My one difference with the teacher was over the color of the construction paper. She said each pupil should choose a single color as a theme. I went for the conceptual rather than the concrete and said my theme would be multi-colored. She consented.

After the fourth grade, I caught a school bus two miles away and attended town school. I suggested the miniature book project to the teacher there, so it continued.

Country school kids who transferred to town school often did well, not because we were any smarter but because we knew all the lessons for the upper grades already, having sat through them multiple times in our previous one-room environment. Not to mention that some of the pupils in the one-room school's upper grades were clever themselves and may have surpassed the knowledge of the teacher.

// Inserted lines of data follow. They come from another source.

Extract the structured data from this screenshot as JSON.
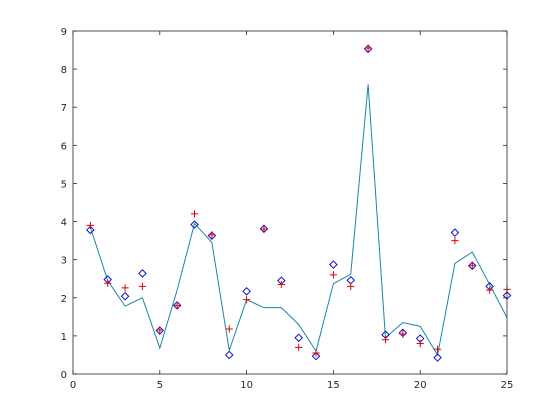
{
  "chart_data": {
    "type": "line",
    "title": "",
    "xlabel": "",
    "ylabel": "",
    "xlim": [
      0,
      25
    ],
    "ylim": [
      0,
      9
    ],
    "grid": false,
    "xticks": [
      0,
      5,
      10,
      15,
      20,
      25
    ],
    "yticks": [
      0,
      1,
      2,
      3,
      4,
      5,
      6,
      7,
      8,
      9
    ],
    "x": [
      1,
      2,
      3,
      4,
      5,
      6,
      7,
      8,
      9,
      10,
      11,
      12,
      13,
      14,
      15,
      16,
      17,
      18,
      19,
      20,
      21,
      22,
      23,
      24,
      25
    ],
    "series": [
      {
        "marker": "line",
        "color": "#1a86a8",
        "values": [
          3.85,
          2.45,
          1.78,
          2.0,
          0.68,
          2.2,
          3.95,
          3.45,
          0.62,
          1.95,
          1.74,
          1.74,
          1.3,
          0.6,
          2.37,
          2.62,
          7.6,
          0.95,
          1.35,
          1.25,
          0.5,
          2.9,
          3.2,
          2.35,
          1.48
        ]
      },
      {
        "marker": "diamond",
        "color": "#1111cc",
        "values": [
          3.78,
          2.48,
          2.04,
          2.64,
          1.14,
          1.8,
          3.92,
          3.63,
          0.5,
          2.17,
          3.81,
          2.45,
          0.95,
          0.47,
          2.87,
          2.46,
          8.53,
          1.03,
          1.08,
          0.93,
          0.43,
          3.71,
          2.84,
          2.3,
          2.06
        ]
      },
      {
        "marker": "plus",
        "color": "#e00000",
        "values": [
          3.9,
          2.38,
          2.26,
          2.3,
          1.15,
          1.8,
          4.2,
          3.65,
          1.18,
          1.95,
          3.8,
          2.35,
          0.7,
          0.55,
          2.6,
          2.3,
          8.55,
          0.9,
          1.05,
          0.8,
          0.65,
          3.5,
          2.85,
          2.2,
          2.22
        ]
      }
    ]
  }
}
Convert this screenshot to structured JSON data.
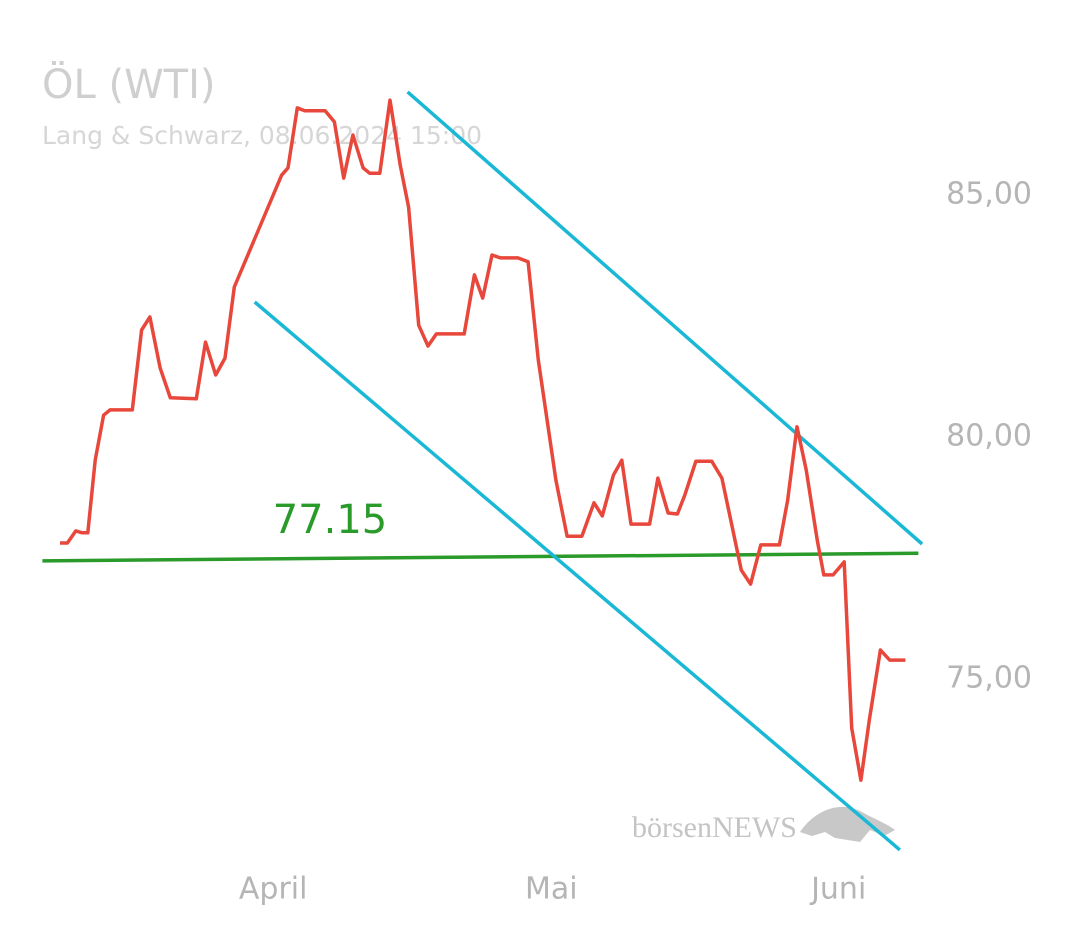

The country school and small town education did not stand up for long, though. I got no head start in the more advanced math I would later need, no foreign languages that I would need even more. Ironically, a foreign language I should have studied was available in my own family; my grandparents spoke Swedish. My grandmother, in her last years, even reverted to Swedish entirely and subscribed to a Swedish newspaper. I am now in charge of two ancestors' graves in Tingsryd, Sweden, and must rely on the caretakers' and cousins' knowledge of English (although the Google translator comes in handy for reading old documents in Swedish). My younger sister could have used the family Swedish as well; she studied the language briefly at the University of Chicago and served as our interpreter on a trip to Sweden in 1973.

None of this diminishes the fun we had at the country school and the learning that took place; nor does it diminish the warm memories of cold, cold winter mornings when we slid our desks up to the central floor grate to catch the first waftings of the old coal furnace.